The Monster made its modern debut in 1933, with a burst of sightings that were eagerly covered by British media looking to fill column inches. The most famous of these came when George Spicer and his wife encountered a disgusting hell-beast slouching across the road in July 1933, described as a slug-like mass with no limbs or head that scared the bejesus out of them before plunging into the Loch. Unfortunately for posterity, the Spicers did not have a camera, but the vividness of their description made quite the impression on 1930s readers.
It wasn’t long, however, before photographs appeared. The first known photo of the Monster came in November 1933, when a gentleman named Hugh Gray snapped pictures of what appears to be a serpentine beast writhing in the water. Of course, in recounting the incident Gray left out one detail; he was taking his Labrador retriever for a walk when he allegedly saw the beast. So, if you’re inclined, you might note that Gray’s creature resembles a dog with a stick in its mouth more than a prehistorical monster.
But it was the “Surgeon’s Photograph,” taken April 21, 1934 that really captured the public’s imagination. An English surgeon named Colonel Robert Wilson claimed to see the monster splashing in the shallows of the lake on the 19th; the locals he told ridiculed him, already growing wary of tourists reporting nonsense. Undaunted, Wilson (in his telling) trekked out to the Loch two days later with a camera, and snapped several photographs, including the most famous one showing what looks like a plesiosaur sticking its head above the water. The photo found its way to the Daily Mail, which naturally ran the monster picture without criticism or comment, and a legend truly began.
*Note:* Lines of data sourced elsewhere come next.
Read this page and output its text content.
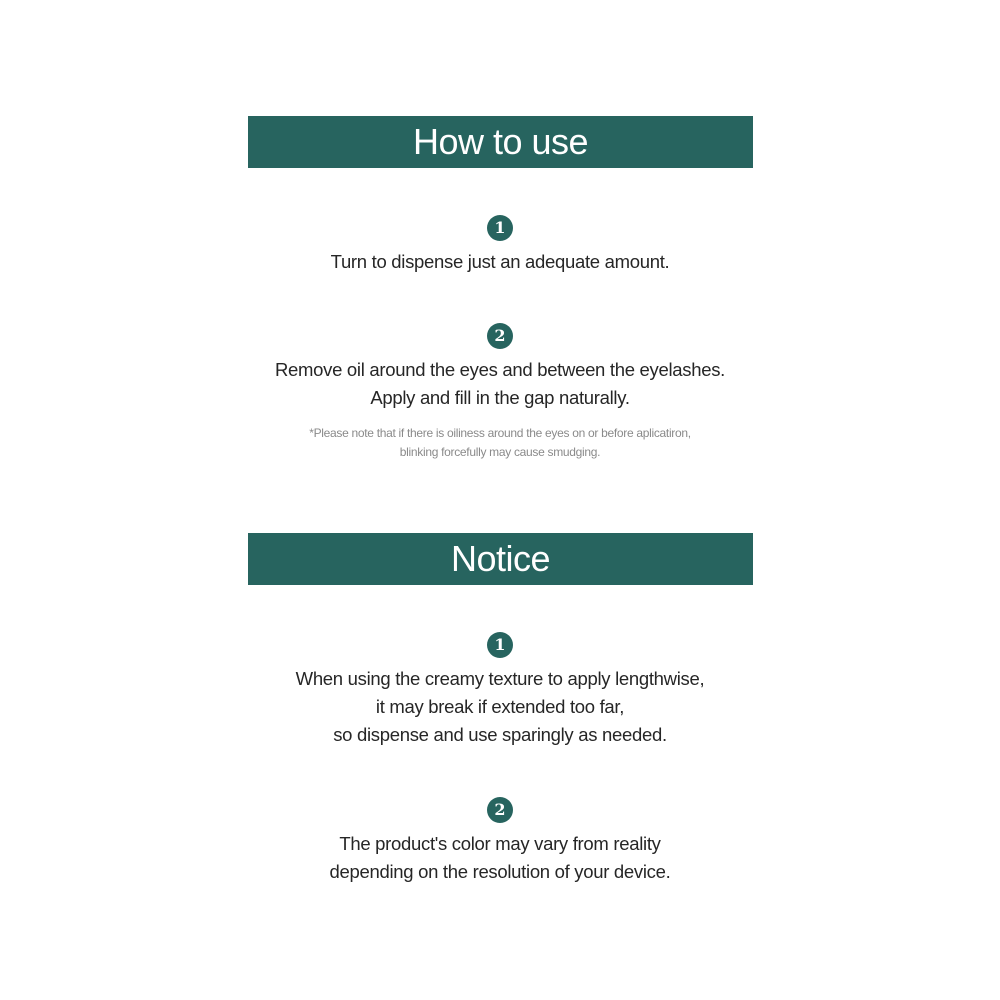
How to use
1
Turn to dispense just an adequate amount.
2
Remove oil around the eyes and between the eyelashes.
Apply and fill in the gap naturally.
*Please note that if there is oiliness around the eyes on or before aplicatiron,
blinking forcefully may cause smudging.
Notice
1
When using the creamy texture to apply lengthwise,
it may break if extended too far,
so dispense and use sparingly as needed.
2
The product's color may vary from reality
depending on the resolution of your device.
Along with the Patterson film of Bigfoot, the Surgeon’s Photograph became an icon of cryptozoology. What’s striking about the photograph, and what should have tipped off “serious” cryptozoologists long ago, isn’t so much its appearance as the fact that it contradicts virtually every other sighting of the monster. Eyewitness accounts, and photos like Gray’s, tend to describe a serpentine monster, more like a sea snake, a giant eel or even (like the Spicer’s road-crossing critter) a massive worm than a picturesque saurian. Nonetheless, the cryptozoological community (and much of the public) accepted the photograph as gospel, always laughing at those who insisted that Nessie was merely the result of overactive imaginations.
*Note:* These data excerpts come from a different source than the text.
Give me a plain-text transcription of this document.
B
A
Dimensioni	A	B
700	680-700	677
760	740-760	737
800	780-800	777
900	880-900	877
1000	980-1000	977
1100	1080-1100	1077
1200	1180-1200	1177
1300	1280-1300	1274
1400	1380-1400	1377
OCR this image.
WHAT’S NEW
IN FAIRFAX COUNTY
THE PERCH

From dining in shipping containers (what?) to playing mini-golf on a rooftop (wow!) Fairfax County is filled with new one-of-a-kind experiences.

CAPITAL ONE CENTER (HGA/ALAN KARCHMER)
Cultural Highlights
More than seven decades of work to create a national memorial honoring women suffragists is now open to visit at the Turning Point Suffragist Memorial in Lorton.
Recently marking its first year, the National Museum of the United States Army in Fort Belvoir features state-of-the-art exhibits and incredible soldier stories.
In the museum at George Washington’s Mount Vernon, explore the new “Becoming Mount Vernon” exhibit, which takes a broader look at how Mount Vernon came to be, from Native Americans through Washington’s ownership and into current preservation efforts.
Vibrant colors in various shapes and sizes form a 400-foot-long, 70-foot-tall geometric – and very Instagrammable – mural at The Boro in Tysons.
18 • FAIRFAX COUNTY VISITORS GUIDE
As early as 1975, the Sunday Telegraph discovered that the famous photograph was cropped from a much larger original, showing the “Monster” as, if authentic, rather a tiny thing. Corroboration for this came in 1984, when photographic expert Stewart Campbell published a detailed examination arguing the Monster couldn’t have been more than two or three feet long; if not hoaxed, he suggested it was a goose or other bird. Cryptozoologists were undaunted (of course skeptics would say that), producing among other things a NASA enhancement of the photographs claiming that the Monster possessed whiskers! Was Nessie a seal, or were plesiosaurs more mammalian than we’d ever imagined? The mind reels!
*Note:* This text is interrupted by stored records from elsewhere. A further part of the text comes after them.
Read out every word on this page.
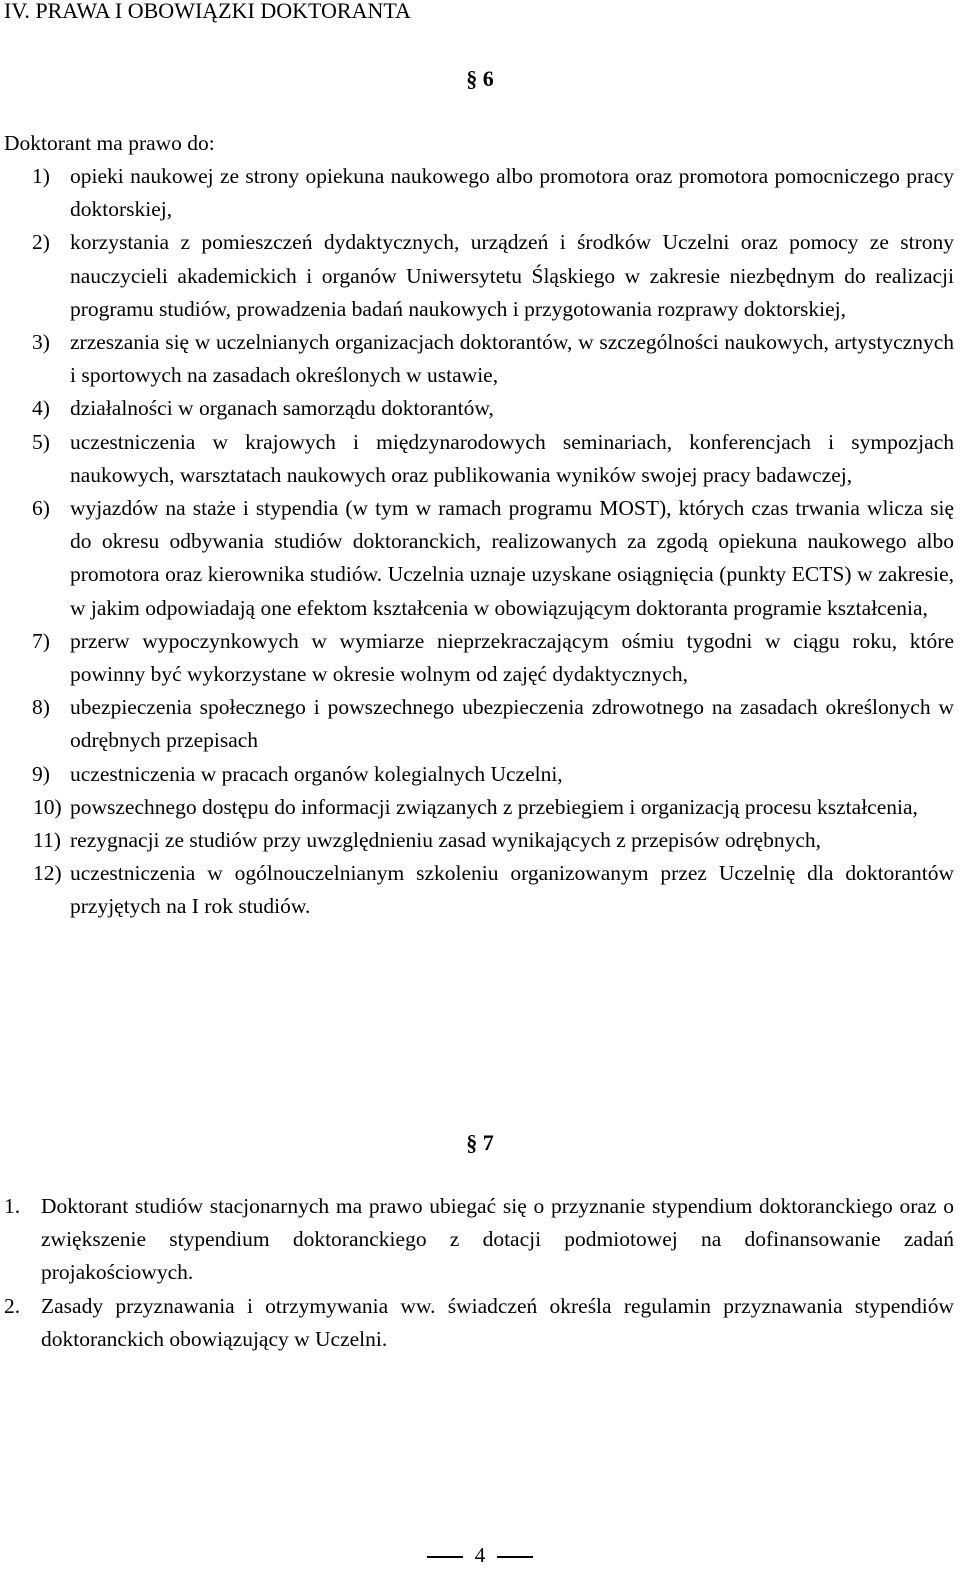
IV. PRAWA I OBOWIĄZKI DOKTORANTA
§ 6

Doktorant ma prawo do:

1) opieki naukowej ze strony opiekuna naukowego albo promotora oraz promotora pomocniczego pracy doktorskiej,
2) korzystania z pomieszczeń dydaktycznych, urządzeń i środków Uczelni oraz pomocy ze strony nauczycieli akademickich i organów Uniwersytetu Śląskiego w zakresie niezbędnym do realizacji programu studiów, prowadzenia badań naukowych i przygotowania rozprawy doktorskiej,
3) zrzeszania się w uczelnianych organizacjach doktorantów, w szczególności naukowych, artystycznych i sportowych na zasadach określonych w ustawie,
4) działalności w organach samorządu doktorantów,
5) uczestniczenia w krajowych i międzynarodowych seminariach, konferencjach i sympozjach naukowych, warsztatach naukowych oraz publikowania wyników swojej pracy badawczej,
6) wyjazdów na staże i stypendia (w tym w ramach programu MOST), których czas trwania wlicza się do okresu odbywania studiów doktoranckich, realizowanych za zgodą opiekuna naukowego albo promotora oraz kierownika studiów. Uczelnia uznaje uzyskane osiągnięcia (punkty ECTS) w zakresie, w jakim odpowiadają one efektom kształcenia w obowiązującym doktoranta programie kształcenia,
7) przerw wypoczynkowych w wymiarze nieprzekraczającym ośmiu tygodni w ciągu roku, które powinny być wykorzystane w okresie wolnym od zajęć dydaktycznych,
8) ubezpieczenia społecznego i powszechnego ubezpieczenia zdrowotnego na zasadach określonych w odrębnych przepisach
9) uczestniczenia w pracach organów kolegialnych Uczelni,
10) powszechnego dostępu do informacji związanych z przebiegiem i organizacją procesu kształcenia,
11) rezygnacji ze studiów przy uwzględnieniu zasad wynikających z przepisów odrębnych,
12) uczestniczenia w ogólnouczelnianym szkoleniu organizowanym przez Uczelnię dla doktorantów przyjętych na I rok studiów.
§ 7
1. Doktorant studiów stacjonarnych ma prawo ubiegać się o przyznanie stypendium doktoranckiego oraz o zwiększenie stypendium doktoranckiego z dotacji podmiotowej na dofinansowanie zadań projakościowych.
2. Zasady przyznawania i otrzymywania ww. świadczeń określa regulamin przyznawania stypendiów doktoranckich obowiązujący w Uczelni.
4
The nonsense was finally dispelled when, in 1993, one Christian Spurling came forward admitting the whole thing had been faked. Spurling and a gentleman named Marmaduke Wetherell concocted the scheme after Wetherell’s claims of spotting Nessie’s footprints were exposed as a fraud. “I’ll give them their monster,” Wetherell reportedly vowed. Spurling, a skilled sculpture, designed the creature using a wooden cut-out on a toy submarine, while Wetherell’s brother Ian took the actual photographs. Colonel Wilson, a friend of the Wetherells, acted as a patsy, claiming to have taken the pictures (though disavowing the avalanche of publicity that resulted). Thus the most famous of all Loch Ness photographs was exposed as a hoax.
Nonetheless, sightings, photographs and video continue to trickle in, most of them as vague or blurry as ever. Which seems to be the fate of cryptozoology; it’s hard to take researchers’ claims, however voluminous they are or plausible they seem, seriously when the most they can is a gray blur in an amateur photograph. Of course, we could consider F.W. Holiday’s hypothesis that Nessie and other cryptids are interdimensional beings who psychically sense the presence of photographers and teleport back to their home planet when someone tries taking a snapshot. That explains so much!